Vance, Trump’s running mate, is the most prominent. He first gained attention as a Trump critic, suggesting that the demagogic politician was promising easy fixes to systemic problems (and that if poor white people really wanted their lives to be better they should just work harder). But Vance changed his tune when it became clear that Trump was here to stay, offering a mix of election denying, conspiracy theorizing, race-baiting, and misogyny that drew Trump’s backing for an Ohio Senate seat in 2022, which he won.
But Vance is also the best evidence for the limits of the Trumpist approach. Voters have responded to his selection by recoiling, largely. Donald Trump has never been wildly popular, but he has consistently posted a favorability rating in the low 40s—Vance has been mired in the mid-30s since rising to national prominence, something unheard of from previous vice presidential selections.
Gaetz, Boebert, and Greene will all undoubtedly have long careers in Republican politics—but they are seen as clowns (albeit sinister ones) outside of it. Masters, meanwhile, has followed a different path. He has close links to the online right that has emerged since Trump rose to power and has molded himself in the image of right-wing bloggers and theorists, as well as libertarian Silicon Valley tycoons, particularly his mentor Peter Thiel.
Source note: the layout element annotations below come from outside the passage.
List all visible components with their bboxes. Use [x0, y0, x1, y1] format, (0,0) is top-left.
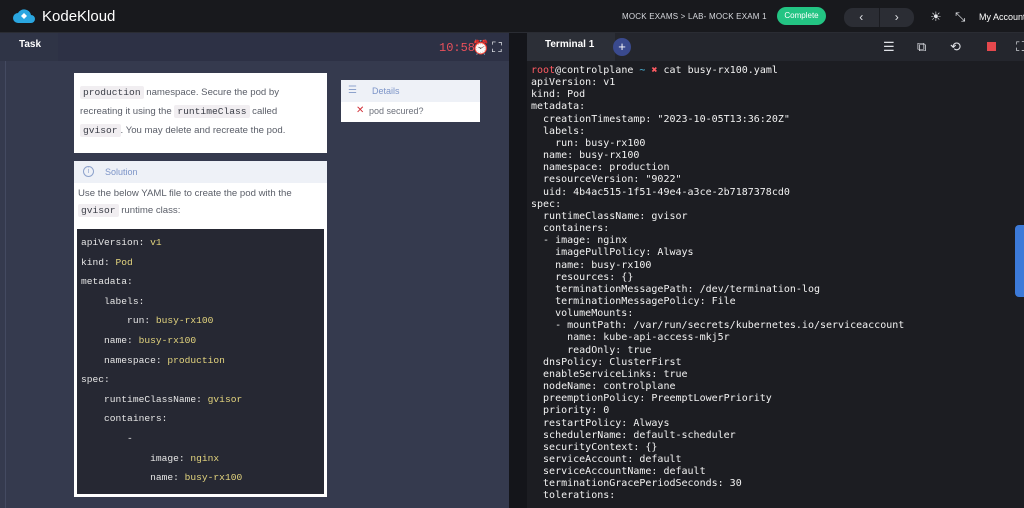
- solution-header[interactable]: i Solution: [74, 161, 327, 183]
- yaml-line: apiVersion: v1: [81, 237, 162, 248]
- prompt-user: root: [531, 65, 556, 76]
- fail-x-icon: ✕: [356, 105, 365, 116]
- task-header: Task 10:58 ⏰ ⛶: [0, 33, 509, 61]
- account-menu[interactable]: My Account: [979, 12, 1024, 22]
- terminal-line: restartPolicy: Always: [531, 417, 670, 429]
- pane-divider[interactable]: [509, 33, 527, 508]
- terminal-header: Terminal 1 + ☰ ⧉ ⟲ ⛶: [527, 33, 1024, 61]
- yaml-line: run: busy-rx100: [81, 315, 214, 327]
- terminal-line: metadata:: [531, 101, 586, 113]
- terminal-line: readOnly: true: [531, 344, 652, 356]
- next-question-button[interactable]: ›: [880, 8, 915, 27]
- new-terminal-button[interactable]: +: [613, 38, 631, 56]
- yaml-line: name: busy-rx100: [81, 472, 243, 484]
- yaml-line: image: nginx: [81, 452, 220, 464]
- terminal-line: creationTimestamp: "2023-10-05T13:36:20Z…: [531, 113, 790, 125]
- brightness-icon[interactable]: ☀: [930, 9, 942, 25]
- task-pane: Task 10:58 ⏰ ⛶ production namespace. Sec…: [0, 33, 509, 508]
- yaml-line: name: busy-rx100: [81, 334, 197, 346]
- alarm-clock-icon[interactable]: ⏰: [472, 39, 489, 56]
- solution-card: i Solution Use the below YAML file to cr…: [74, 161, 327, 497]
- terminal-line: spec:: [531, 198, 562, 210]
- terminal-line: kind: Pod: [531, 89, 586, 101]
- terminal-line: name: kube-api-access-mkj5r: [531, 332, 730, 344]
- stop-icon[interactable]: [987, 42, 996, 51]
- code-gvisor: gvisor: [80, 124, 121, 137]
- cloud-logo-icon: [13, 9, 35, 23]
- terminal-line: namespace: production: [531, 162, 670, 174]
- check-row: ✕ pod secured?: [341, 102, 480, 116]
- yaml-line: -: [81, 432, 133, 444]
- collapse-icon[interactable]: ⤡: [955, 9, 965, 25]
- code-runtimeclass: runtimeClass: [174, 105, 250, 118]
- terminal-command: cat busy-rx100.yaml: [657, 65, 778, 76]
- exam-timer: 10:58: [439, 41, 476, 55]
- details-header[interactable]: ☰ Details: [341, 80, 480, 102]
- terminal-line: schedulerName: default-scheduler: [531, 429, 736, 441]
- yaml-line: namespace: production: [81, 354, 225, 366]
- terminal-line: serviceAccountName: default: [531, 466, 706, 478]
- fullscreen-icon[interactable]: ⛶: [1016, 39, 1024, 55]
- history-icon[interactable]: ⟲: [950, 39, 961, 55]
- terminal-line: dnsPolicy: ClusterFirst: [531, 356, 682, 368]
- tab-terminal-1[interactable]: Terminal 1: [527, 33, 615, 61]
- solution-text: Use the below YAML file to create the po…: [78, 188, 292, 217]
- terminal-line: run: busy-rx100: [531, 137, 646, 149]
- terminal-line: apiVersion: v1: [531, 77, 616, 89]
- details-panel: ☰ Details ✕ pod secured?: [341, 80, 480, 122]
- prompt-tilde: ~: [633, 65, 652, 76]
- yaml-code-block[interactable]: apiVersion: v1 kind: Pod metadata: labels:…: [77, 229, 324, 494]
- info-icon: i: [83, 166, 94, 177]
- terminal-line: enableServiceLinks: true: [531, 368, 688, 380]
- brand-logo[interactable]: KodeKloud: [12, 6, 115, 26]
- yaml-line: containers:: [81, 413, 168, 425]
- terminal-line: preemptionPolicy: PreemptLowerPriority: [531, 393, 772, 405]
- terminal-output[interactable]: root@controlplane ~ ✖ cat busy-rx100.yam…: [531, 65, 1011, 503]
- terminal-line: volumeMounts:: [531, 308, 634, 320]
- terminal-line: runtimeClassName: gvisor: [531, 210, 688, 222]
- terminal-line: terminationMessagePolicy: File: [531, 295, 736, 307]
- terminal-line: securityContext: {}: [531, 441, 658, 453]
- yaml-line: kind: Pod: [81, 256, 133, 268]
- terminal-line: - mountPath: /var/run/secrets/kubernetes…: [531, 320, 905, 332]
- terminal-line: name: busy-rx100: [531, 259, 652, 271]
- terminal-line: nodeName: controlplane: [531, 381, 676, 393]
- terminal-line: uid: 4b4ac515-1f51-49e4-a3ce-2b7187378cd…: [531, 186, 790, 198]
- side-scroll-handle[interactable]: [1015, 225, 1024, 297]
- terminal-line: tolerations:: [531, 490, 616, 502]
- prompt-host: @controlplane: [555, 65, 634, 76]
- menu-icon[interactable]: ☰: [883, 39, 895, 55]
- complete-button[interactable]: Complete: [777, 7, 826, 25]
- terminal-line: name: busy-rx100: [531, 150, 640, 162]
- yaml-line: runtimeClassName: gvisor: [81, 393, 243, 405]
- terminal-line: labels:: [531, 125, 586, 137]
- terminal-line: resources: {}: [531, 271, 634, 283]
- terminal-line: priority: 0: [531, 405, 610, 417]
- terminal-pane[interactable]: Terminal 1 + ☰ ⧉ ⟲ ⛶ root@controlplane ~…: [527, 33, 1024, 508]
- terminal-line: - image: nginx: [531, 235, 628, 247]
- terminal-line: terminationMessagePath: /dev/termination…: [531, 283, 820, 295]
- top-bar: KodeKloud MOCK EXAMS > LAB- MOCK EXAM 1 …: [0, 0, 1024, 33]
- brand-name: KodeKloud: [42, 7, 116, 25]
- fullscreen-icon[interactable]: ⛶: [492, 39, 502, 56]
- question-card: production namespace. Secure the pod by …: [74, 73, 327, 153]
- yaml-line: metadata:: [81, 276, 133, 288]
- list-icon: ☰: [348, 85, 357, 96]
- code-namespace: production: [80, 86, 144, 99]
- check-label: pod secured?: [369, 106, 424, 116]
- breadcrumb[interactable]: MOCK EXAMS > LAB- MOCK EXAM 1: [622, 12, 767, 21]
- terminal-line: resourceVersion: "9022": [531, 174, 682, 186]
- tab-task[interactable]: Task: [0, 33, 58, 61]
- prev-question-button[interactable]: ‹: [844, 8, 880, 27]
- yaml-line: labels:: [81, 295, 145, 307]
- open-external-icon[interactable]: ⧉: [917, 39, 926, 55]
- question-nav: ‹ ›: [844, 8, 914, 27]
- terminal-line: terminationGracePeriodSeconds: 30: [531, 478, 742, 490]
- yaml-line: spec:: [81, 374, 110, 386]
- terminal-line: containers:: [531, 223, 610, 235]
- terminal-line: imagePullPolicy: Always: [531, 247, 694, 259]
- terminal-line: serviceAccount: default: [531, 454, 682, 465]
Voters hate Masters; he lost a winnable Senate seat in Arizona in 2022 and recently lost in a Republican congressional primary in the same state.
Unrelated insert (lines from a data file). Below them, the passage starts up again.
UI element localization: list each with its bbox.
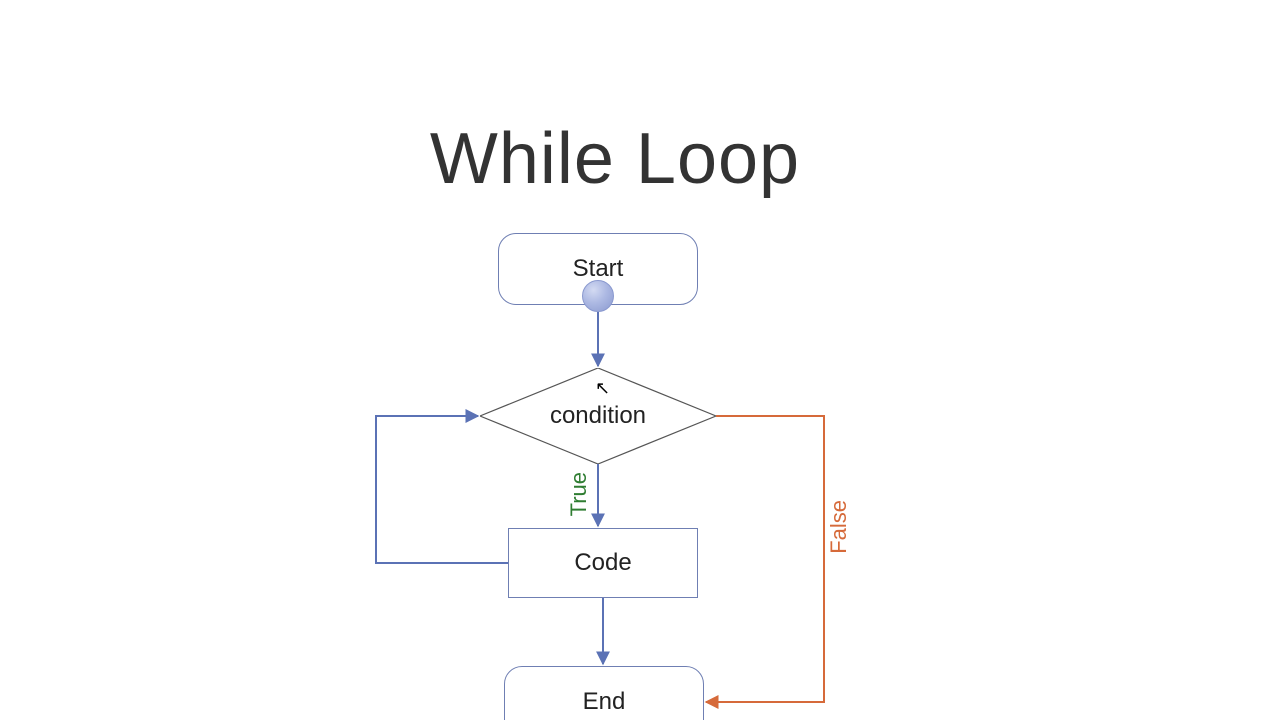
diagram-title: While Loop (0, 118, 1230, 200)
edge-false-to-end (706, 416, 824, 702)
edge-label-true: True (566, 472, 592, 516)
node-code: Code (508, 528, 698, 598)
diagram-canvas: While Loop Start condition Code End True… (0, 0, 1280, 720)
node-condition: condition (480, 368, 716, 464)
node-code-label: Code (574, 549, 631, 577)
node-start-label: Start (573, 255, 624, 283)
connectors (0, 0, 1280, 720)
node-end: End (504, 666, 704, 720)
node-condition-label: condition (550, 402, 646, 430)
edge-label-false: False (826, 500, 852, 554)
node-end-label: End (583, 688, 626, 716)
connector-dot (582, 280, 614, 312)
Part of the problem is that Trumpism is a vibe as much as an ideology. It has core components, yes, largely related to xenophobic campaigns to stop immigration. Beyond that, though, it’s fuzzy. There is a larger cultural pugilism, centered on stopping “the left” at all costs. But how exactly one does that or, for that matter, what issues one focuses on is ill-defined. Trump’s own political career gives surprisingly few clear examples: Most of his feuds are driven by personal animus more than anything else. (Case in point: At Saturday’s rally in Georgia, he targeted Bruce Springsteen, saying he “only like[s] people who like [him].”)
Trump’s followers have responded by attempting to fill that void with any number of boogeymen, particularly focusing on transgender people and sexuality more broadly; Vance has made anti-feminism a core message, arguing that women should leave the workplace and focus on raising families. These messages have not caught on. Indeed, the vagueness of Trump’s cultural attacks have historically aided him in part because they’re incoherent and to some extent undefinable. Efforts to make them more coherent—beyond immigration—have largely fizzled.
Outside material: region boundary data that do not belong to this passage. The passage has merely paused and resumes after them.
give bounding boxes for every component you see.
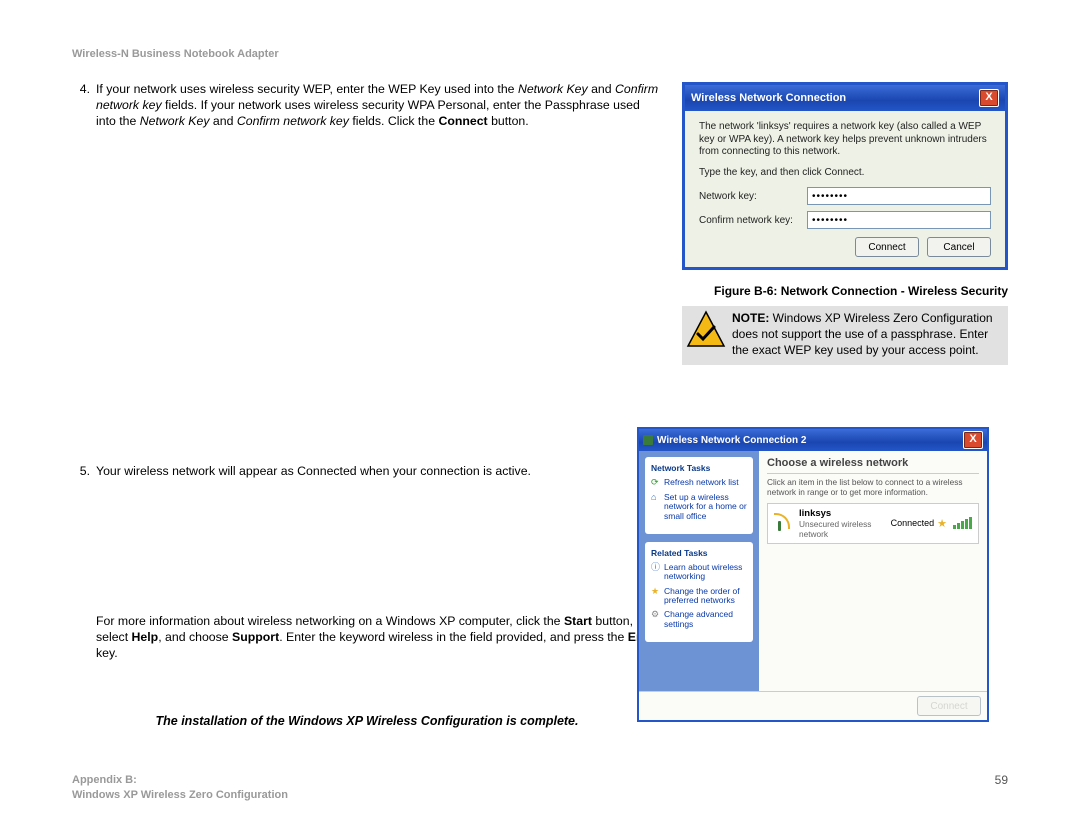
text: For more information about wireless netw…: [96, 614, 564, 628]
dialog-choose-network: Wireless Network Connection 2 X Network …: [637, 427, 989, 722]
text: and: [588, 82, 615, 96]
signal-bars-icon: [953, 517, 972, 529]
main-instruction: Click an item in the list below to conne…: [767, 478, 979, 498]
step-4: 4. If your network uses wireless securit…: [72, 82, 662, 130]
page-footer: Appendix B: Windows XP Wireless Zero Con…: [72, 773, 1008, 802]
connect-button[interactable]: Connect: [855, 237, 919, 257]
main-pane: Choose a wireless network Click an item …: [759, 451, 987, 691]
network-status: Connected ★: [891, 517, 972, 530]
text: . Enter the keyword wireless in the fiel…: [279, 630, 628, 644]
task-advanced[interactable]: ⚙Change advanced settings: [651, 610, 747, 629]
footer-section: Windows XP Wireless Zero Configuration: [72, 789, 288, 801]
task-label: Learn about wireless networking: [664, 563, 747, 582]
dialog-text: Type the key, and then click Connect.: [699, 167, 991, 180]
text: If your network uses wireless security W…: [96, 82, 518, 96]
step-4-num: 4.: [72, 82, 96, 130]
figure-caption: Figure B-6: Network Connection - Wireles…: [682, 284, 1008, 298]
dialog-text: The network 'linksys' requires a network…: [699, 121, 991, 159]
network-subtext: Unsecured wireless network: [799, 519, 891, 539]
network-key-label: Network key:: [699, 191, 807, 202]
dialog-title: Wireless Network Connection: [691, 92, 846, 104]
task-label: Change advanced settings: [664, 610, 747, 629]
star-icon: ★: [651, 587, 661, 597]
step-5-num: 5.: [72, 464, 96, 480]
running-head: Wireless-N Business Notebook Adapter: [72, 48, 1008, 60]
network-name: linksys: [799, 508, 891, 519]
checkmark-warning-icon: [686, 310, 726, 350]
footer-appendix: Appendix B:: [72, 774, 137, 786]
cancel-button[interactable]: Cancel: [927, 237, 991, 257]
text: fields. Click the: [349, 114, 439, 128]
step-5-text: Your wireless network will appear as Con…: [96, 464, 531, 480]
text-bold: Support: [232, 630, 279, 644]
text-bold: Start: [564, 614, 592, 628]
task-label: Set up a wireless network for a home or …: [664, 493, 747, 521]
wireless-signal-icon: [774, 513, 794, 533]
right-column: Wireless Network Connection X The networ…: [682, 82, 1008, 365]
text-italic: Network Key: [140, 114, 210, 128]
dialog-titlebar: Wireless Network Connection 2 X: [639, 429, 987, 451]
text-italic: Network Key: [518, 82, 588, 96]
note-text: Windows XP Wireless Zero Configuration d…: [732, 311, 993, 357]
note-box: NOTE: Windows XP Wireless Zero Configura…: [682, 306, 1008, 365]
sidebar-heading-network-tasks: Network Tasks: [651, 463, 747, 473]
task-learn[interactable]: ⓘLearn about wireless networking: [651, 563, 747, 582]
network-key-input[interactable]: [807, 187, 991, 205]
close-icon[interactable]: X: [963, 431, 983, 449]
confirm-key-input[interactable]: [807, 211, 991, 229]
text: and: [209, 114, 236, 128]
left-column: 4. If your network uses wireless securit…: [72, 82, 682, 728]
more-info: For more information about wireless netw…: [72, 614, 662, 662]
star-icon: ★: [937, 517, 947, 530]
confirm-key-label: Confirm network key:: [699, 215, 807, 226]
status-text: Connected: [891, 518, 935, 528]
network-setup-icon: ⌂: [651, 493, 661, 503]
task-setup-network[interactable]: ⌂Set up a wireless network for a home or…: [651, 493, 747, 521]
text-italic: Confirm network key: [237, 114, 349, 128]
dialog-wireless-key: Wireless Network Connection X The networ…: [682, 82, 1008, 270]
sidebar: Network Tasks ⟳Refresh network list ⌂Set…: [639, 451, 759, 691]
text-bold: Connect: [438, 114, 487, 128]
task-change-order[interactable]: ★Change the order of preferred networks: [651, 587, 747, 606]
page-number: 59: [995, 773, 1008, 802]
network-list-item[interactable]: linksys Unsecured wireless network Conne…: [767, 503, 979, 544]
info-icon: ⓘ: [651, 563, 661, 573]
text: key.: [96, 646, 118, 660]
text: , and choose: [158, 630, 232, 644]
gear-icon: ⚙: [651, 610, 661, 620]
text-bold: Help: [132, 630, 159, 644]
dialog-titlebar: Wireless Network Connection X: [685, 85, 1005, 111]
text: button.: [488, 114, 529, 128]
dialog-title: Wireless Network Connection 2: [657, 435, 806, 446]
main-heading: Choose a wireless network: [767, 457, 979, 469]
refresh-icon: ⟳: [651, 478, 661, 488]
step-5: 5. Your wireless network will appear as …: [72, 464, 662, 480]
app-icon: [643, 435, 653, 445]
connect-button: Connect: [917, 696, 981, 716]
note-label: NOTE:: [732, 311, 769, 325]
install-complete: The installation of the Windows XP Wirel…: [72, 714, 662, 728]
task-label: Change the order of preferred networks: [664, 587, 747, 606]
task-label: Refresh network list: [664, 478, 739, 487]
close-icon[interactable]: X: [979, 89, 999, 107]
sidebar-heading-related-tasks: Related Tasks: [651, 548, 747, 558]
task-refresh[interactable]: ⟳Refresh network list: [651, 478, 747, 488]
To some extent Trump himself is responsible. An inveterate narcissist, he can tolerate no one sharing the spotlight with him. Vance was selected not because he was someone to whom he could pass the baton but because he is an arch-loyalist lapdog who won’t actually ever threaten him. Still, it’s notable that no natural successor exists at all. Trump’s adult male children, Eric and Don Jr., clearly crave the spotlight. But neither has shown any political aptitude beyond hard-core Trump admirers—as evidenced by their reportedly pivotal role in Vance’s selection as vice president.
The only conclusion to draw, nearly a decade into Trump’s takeover of the Republican Party, is that Trumpism itself doesn’t have legs. It is still largely dependent on its namesake. Its ideology will clearly be around for a long time, but there are few signs that it will remain potent without Trump’s own weird charisma. In the long term, that’s something to be hopeful for—even if Trump very much remains a threat right now.